The NYT article was accompanied by an informational feature titled, "Here’s What You Need to Know About Online Testing for the ACT and SAT".

[Excerpts, including comments on test security and reliability]:

ACT’s test administrator, Pearson Assessment, uses proctor caching: Each testing location has its own local server, which downloads the test, delivers it to individual students and collects the answers before returning them to Pearson’s home server. Once the tests are returned, they disappear from local computers.

The SAT’s administrator, AIR Assessment, uses a proprietary browser with built-in redundancies, including a diagnostic tool that helps schools assess the health of their network and how many testers it can support at one time. Responses are saved on multiple servers, so if the connection is disrupted students can log on elsewhere and pick up where they left off.

Where can I test drive an online test?

For the ACT, visit the TestNav website, home.testnav.com. Students also may access timed and untimed ACTs to become comfortable with the testing, using Preparing for the ACT Test Taken Online. For the SAT, the College Board recommends Official SAT Practice on Khan Academy, www.satpractice.org. Students also are given practice questions on the actual AIR test platform ahead of test day.

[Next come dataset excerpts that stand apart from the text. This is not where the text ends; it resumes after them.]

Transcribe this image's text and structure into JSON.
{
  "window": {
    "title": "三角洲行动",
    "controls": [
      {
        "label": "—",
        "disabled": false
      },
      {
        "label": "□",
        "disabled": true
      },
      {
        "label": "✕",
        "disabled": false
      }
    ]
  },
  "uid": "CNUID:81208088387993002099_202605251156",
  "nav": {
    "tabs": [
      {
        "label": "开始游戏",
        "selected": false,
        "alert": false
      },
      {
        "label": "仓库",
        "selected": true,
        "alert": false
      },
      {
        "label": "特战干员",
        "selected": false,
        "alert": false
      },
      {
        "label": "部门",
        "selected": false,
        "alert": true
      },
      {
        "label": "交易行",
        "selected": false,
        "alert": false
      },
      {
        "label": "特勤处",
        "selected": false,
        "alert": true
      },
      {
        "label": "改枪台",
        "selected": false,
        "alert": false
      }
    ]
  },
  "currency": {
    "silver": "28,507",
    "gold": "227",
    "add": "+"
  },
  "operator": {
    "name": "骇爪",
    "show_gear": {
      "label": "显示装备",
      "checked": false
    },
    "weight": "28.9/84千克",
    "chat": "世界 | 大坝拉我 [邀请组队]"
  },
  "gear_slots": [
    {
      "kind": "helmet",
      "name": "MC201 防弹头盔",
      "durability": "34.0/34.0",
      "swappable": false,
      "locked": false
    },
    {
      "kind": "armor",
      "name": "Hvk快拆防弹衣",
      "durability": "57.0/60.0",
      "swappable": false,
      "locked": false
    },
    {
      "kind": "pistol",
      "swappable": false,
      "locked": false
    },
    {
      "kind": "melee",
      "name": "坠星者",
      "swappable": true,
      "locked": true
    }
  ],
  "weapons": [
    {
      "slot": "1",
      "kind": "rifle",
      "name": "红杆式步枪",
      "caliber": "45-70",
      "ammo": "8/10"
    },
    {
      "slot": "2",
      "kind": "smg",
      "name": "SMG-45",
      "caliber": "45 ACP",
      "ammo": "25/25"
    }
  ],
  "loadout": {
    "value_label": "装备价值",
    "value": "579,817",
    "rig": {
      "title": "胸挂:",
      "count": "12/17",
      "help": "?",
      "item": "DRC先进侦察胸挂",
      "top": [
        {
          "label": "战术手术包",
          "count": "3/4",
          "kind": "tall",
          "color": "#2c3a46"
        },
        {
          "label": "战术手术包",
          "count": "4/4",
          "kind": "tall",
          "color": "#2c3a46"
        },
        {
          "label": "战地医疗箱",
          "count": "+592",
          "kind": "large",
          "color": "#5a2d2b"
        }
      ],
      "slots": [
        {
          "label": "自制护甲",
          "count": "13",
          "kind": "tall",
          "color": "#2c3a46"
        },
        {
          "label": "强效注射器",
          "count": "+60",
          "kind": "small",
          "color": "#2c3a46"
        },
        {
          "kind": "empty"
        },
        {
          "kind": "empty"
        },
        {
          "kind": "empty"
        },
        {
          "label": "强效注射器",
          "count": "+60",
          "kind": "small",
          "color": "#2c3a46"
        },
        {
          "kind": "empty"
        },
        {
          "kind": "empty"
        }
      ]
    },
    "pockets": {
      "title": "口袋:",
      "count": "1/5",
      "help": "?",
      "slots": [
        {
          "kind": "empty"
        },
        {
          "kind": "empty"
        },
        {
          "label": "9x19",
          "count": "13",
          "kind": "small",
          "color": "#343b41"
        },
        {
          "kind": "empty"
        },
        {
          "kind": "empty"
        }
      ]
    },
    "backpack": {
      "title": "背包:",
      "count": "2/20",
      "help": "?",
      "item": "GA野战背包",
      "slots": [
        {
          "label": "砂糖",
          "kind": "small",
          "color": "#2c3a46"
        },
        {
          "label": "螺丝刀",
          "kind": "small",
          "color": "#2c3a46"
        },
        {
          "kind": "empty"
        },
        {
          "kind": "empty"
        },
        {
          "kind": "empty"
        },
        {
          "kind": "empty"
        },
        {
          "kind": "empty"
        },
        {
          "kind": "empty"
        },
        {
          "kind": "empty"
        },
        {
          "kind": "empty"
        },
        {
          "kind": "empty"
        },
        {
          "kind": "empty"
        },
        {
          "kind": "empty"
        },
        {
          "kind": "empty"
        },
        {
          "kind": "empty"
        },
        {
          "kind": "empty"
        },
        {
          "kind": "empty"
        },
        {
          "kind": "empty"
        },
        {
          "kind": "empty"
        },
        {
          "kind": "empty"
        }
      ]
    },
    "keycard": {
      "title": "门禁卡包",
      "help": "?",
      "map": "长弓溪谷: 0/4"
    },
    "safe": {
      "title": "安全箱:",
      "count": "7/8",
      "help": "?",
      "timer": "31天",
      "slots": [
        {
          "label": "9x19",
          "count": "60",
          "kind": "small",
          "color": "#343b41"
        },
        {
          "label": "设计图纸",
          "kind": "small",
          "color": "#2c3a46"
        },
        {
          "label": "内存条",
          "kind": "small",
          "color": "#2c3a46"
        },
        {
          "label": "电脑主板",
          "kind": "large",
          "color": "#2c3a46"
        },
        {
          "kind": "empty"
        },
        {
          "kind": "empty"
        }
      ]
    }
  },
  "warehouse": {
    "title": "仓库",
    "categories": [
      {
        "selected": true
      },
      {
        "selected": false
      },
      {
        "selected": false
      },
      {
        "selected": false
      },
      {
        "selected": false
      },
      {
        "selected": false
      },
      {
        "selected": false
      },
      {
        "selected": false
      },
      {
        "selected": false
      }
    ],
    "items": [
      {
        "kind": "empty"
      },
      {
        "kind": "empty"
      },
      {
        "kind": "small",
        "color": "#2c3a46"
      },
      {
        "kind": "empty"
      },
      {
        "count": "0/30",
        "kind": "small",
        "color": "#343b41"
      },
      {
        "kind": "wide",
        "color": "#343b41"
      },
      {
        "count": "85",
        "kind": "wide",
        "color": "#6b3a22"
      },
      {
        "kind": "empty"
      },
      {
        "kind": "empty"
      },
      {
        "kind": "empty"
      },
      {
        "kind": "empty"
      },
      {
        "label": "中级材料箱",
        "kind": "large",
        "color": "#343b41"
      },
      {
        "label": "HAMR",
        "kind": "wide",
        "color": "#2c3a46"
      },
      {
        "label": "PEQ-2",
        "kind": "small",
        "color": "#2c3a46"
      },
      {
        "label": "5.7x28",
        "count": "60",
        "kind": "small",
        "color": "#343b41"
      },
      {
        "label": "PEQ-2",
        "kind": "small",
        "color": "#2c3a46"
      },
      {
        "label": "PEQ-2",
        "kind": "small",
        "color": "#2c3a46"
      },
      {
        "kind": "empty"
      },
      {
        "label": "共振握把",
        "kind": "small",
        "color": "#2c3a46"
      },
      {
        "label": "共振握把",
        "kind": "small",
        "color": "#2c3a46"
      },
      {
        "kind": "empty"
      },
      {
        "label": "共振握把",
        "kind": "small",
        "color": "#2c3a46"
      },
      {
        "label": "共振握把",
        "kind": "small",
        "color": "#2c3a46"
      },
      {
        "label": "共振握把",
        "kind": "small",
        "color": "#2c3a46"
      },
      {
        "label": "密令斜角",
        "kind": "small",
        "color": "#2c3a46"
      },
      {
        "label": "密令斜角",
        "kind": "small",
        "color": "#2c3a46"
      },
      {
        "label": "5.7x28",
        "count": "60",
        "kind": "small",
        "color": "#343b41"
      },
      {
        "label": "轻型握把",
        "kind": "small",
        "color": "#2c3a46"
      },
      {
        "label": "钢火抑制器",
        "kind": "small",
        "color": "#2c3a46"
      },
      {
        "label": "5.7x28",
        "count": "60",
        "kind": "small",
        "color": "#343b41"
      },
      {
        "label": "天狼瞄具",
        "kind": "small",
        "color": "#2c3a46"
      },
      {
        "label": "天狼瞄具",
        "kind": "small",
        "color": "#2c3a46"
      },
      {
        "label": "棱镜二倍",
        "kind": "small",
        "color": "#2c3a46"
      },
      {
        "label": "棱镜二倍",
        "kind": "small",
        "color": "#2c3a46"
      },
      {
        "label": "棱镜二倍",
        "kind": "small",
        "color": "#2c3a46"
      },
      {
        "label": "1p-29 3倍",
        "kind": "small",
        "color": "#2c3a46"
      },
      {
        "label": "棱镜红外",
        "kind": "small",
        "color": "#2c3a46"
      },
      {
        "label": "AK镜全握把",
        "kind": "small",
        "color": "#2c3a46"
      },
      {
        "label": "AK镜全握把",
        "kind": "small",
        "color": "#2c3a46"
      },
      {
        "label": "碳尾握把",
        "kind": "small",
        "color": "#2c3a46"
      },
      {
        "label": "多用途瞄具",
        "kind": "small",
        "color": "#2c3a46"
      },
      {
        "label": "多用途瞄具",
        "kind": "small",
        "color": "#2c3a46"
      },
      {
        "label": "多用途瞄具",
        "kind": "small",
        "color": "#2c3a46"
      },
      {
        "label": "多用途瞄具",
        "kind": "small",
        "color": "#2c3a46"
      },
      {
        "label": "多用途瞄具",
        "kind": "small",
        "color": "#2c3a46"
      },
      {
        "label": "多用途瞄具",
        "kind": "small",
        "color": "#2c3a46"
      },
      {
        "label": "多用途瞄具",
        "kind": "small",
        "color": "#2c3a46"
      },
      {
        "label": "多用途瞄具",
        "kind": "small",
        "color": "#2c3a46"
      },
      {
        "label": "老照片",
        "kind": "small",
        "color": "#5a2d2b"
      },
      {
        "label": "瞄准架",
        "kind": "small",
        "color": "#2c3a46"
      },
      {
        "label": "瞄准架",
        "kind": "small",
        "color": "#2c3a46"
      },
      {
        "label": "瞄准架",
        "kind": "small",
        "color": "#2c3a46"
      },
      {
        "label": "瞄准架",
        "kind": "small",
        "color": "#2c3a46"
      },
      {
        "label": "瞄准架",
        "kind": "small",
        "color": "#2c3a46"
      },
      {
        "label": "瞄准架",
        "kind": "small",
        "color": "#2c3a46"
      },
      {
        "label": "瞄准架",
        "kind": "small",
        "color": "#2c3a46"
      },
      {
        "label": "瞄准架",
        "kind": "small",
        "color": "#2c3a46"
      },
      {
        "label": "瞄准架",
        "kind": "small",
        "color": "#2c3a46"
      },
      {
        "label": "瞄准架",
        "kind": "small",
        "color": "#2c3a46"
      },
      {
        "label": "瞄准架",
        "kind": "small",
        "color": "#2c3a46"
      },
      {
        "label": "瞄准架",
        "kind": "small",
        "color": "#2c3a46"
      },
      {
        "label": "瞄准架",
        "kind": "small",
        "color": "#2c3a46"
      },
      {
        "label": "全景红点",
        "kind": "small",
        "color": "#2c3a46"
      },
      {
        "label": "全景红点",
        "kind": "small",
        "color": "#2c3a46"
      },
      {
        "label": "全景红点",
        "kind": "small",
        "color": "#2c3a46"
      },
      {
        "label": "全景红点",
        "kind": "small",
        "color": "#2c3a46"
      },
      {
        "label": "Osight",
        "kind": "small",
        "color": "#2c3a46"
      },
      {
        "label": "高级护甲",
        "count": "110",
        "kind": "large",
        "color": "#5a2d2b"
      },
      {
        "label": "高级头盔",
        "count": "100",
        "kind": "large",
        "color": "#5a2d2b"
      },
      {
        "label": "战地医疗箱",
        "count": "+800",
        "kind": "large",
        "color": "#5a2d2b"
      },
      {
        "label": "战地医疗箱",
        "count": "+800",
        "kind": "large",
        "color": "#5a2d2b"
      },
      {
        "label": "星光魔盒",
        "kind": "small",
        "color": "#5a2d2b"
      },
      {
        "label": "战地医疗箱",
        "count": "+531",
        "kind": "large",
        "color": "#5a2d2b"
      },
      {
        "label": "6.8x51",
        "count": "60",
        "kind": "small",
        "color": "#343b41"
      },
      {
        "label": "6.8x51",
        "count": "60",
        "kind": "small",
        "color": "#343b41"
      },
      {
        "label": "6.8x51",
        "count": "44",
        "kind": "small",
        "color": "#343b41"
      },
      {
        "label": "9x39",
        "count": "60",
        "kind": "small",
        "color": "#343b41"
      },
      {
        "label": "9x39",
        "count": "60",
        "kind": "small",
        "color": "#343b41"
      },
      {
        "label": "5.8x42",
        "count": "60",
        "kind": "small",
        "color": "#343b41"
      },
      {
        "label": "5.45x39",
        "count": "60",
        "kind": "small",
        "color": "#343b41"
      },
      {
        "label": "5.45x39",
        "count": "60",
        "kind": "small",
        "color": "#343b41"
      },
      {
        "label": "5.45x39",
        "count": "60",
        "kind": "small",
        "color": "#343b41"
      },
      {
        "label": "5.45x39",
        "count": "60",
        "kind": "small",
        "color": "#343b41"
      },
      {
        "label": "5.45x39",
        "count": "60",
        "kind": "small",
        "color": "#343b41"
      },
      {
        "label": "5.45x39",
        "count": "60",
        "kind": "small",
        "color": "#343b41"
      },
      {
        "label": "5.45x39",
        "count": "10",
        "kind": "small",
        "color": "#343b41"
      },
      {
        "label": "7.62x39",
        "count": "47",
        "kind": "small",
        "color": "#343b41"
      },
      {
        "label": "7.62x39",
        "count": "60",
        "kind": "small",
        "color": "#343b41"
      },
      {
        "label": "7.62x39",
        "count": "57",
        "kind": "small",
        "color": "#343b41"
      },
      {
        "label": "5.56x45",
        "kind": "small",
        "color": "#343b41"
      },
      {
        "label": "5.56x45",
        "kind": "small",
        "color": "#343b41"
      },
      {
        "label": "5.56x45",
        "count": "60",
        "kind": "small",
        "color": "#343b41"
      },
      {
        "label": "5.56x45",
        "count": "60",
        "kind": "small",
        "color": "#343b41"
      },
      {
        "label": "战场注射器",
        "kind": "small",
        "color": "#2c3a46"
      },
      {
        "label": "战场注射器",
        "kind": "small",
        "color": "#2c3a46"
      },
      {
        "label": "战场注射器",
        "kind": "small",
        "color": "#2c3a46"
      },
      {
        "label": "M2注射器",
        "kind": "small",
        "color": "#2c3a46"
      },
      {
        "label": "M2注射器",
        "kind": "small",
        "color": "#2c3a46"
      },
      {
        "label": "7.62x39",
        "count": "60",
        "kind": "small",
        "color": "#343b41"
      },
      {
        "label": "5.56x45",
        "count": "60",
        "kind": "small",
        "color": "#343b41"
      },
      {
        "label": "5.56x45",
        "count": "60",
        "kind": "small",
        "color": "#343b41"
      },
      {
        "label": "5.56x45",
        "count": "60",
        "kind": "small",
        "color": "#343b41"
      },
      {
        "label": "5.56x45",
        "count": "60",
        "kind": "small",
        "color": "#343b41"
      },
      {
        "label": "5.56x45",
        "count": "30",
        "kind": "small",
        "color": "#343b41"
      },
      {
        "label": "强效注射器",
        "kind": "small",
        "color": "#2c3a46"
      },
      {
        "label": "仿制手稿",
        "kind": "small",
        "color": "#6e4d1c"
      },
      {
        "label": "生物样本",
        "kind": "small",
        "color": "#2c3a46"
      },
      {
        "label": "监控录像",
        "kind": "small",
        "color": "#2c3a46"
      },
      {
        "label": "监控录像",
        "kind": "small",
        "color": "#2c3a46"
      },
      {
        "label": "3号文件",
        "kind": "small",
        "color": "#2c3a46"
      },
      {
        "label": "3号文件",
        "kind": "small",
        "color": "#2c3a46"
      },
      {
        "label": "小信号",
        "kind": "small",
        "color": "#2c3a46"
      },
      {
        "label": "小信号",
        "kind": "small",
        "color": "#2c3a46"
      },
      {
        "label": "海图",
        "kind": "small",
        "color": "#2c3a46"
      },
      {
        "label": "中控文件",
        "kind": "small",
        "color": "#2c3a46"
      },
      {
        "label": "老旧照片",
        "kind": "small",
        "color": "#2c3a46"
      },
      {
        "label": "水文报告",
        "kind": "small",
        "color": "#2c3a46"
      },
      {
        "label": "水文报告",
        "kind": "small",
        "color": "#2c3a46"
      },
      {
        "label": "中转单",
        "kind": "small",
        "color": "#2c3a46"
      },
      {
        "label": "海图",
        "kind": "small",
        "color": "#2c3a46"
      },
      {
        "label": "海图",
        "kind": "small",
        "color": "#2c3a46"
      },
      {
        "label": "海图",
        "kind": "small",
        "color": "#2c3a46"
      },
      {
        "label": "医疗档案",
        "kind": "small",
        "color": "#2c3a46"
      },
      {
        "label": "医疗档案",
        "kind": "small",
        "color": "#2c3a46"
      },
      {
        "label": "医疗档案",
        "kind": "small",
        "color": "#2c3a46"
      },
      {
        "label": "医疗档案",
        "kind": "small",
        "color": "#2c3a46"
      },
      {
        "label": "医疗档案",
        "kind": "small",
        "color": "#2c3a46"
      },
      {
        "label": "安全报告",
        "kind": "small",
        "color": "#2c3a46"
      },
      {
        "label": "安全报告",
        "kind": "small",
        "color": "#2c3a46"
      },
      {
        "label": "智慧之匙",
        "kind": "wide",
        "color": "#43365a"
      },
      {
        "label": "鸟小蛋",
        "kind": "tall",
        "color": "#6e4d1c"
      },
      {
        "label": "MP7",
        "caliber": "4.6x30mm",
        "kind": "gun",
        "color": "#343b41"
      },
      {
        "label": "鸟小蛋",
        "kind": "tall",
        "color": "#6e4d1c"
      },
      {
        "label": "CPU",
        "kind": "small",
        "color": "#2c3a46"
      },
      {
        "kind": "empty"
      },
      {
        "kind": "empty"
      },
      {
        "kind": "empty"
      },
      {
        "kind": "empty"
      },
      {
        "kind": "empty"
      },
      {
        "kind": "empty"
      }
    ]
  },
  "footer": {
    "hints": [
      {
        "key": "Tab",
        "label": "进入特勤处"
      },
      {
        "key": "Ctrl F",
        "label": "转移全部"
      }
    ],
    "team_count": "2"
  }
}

Amazon's well-publicized process of selecting a site for its "second headquarters" apparently includes asking cities for their high schoolers' SAT scores.

Due to California's "truth in testing law" (which mandates that 50% of the test forms given in the state be released publicly each year) the debut of the July administration of the ACT in 2018 will not include test centers in California. This article from ArborBridge has more details. It was already known that the July ACT would not be administered in New York State, due to its "truth in testing" law, which mandates the release of 2/3 of all tests administered annually.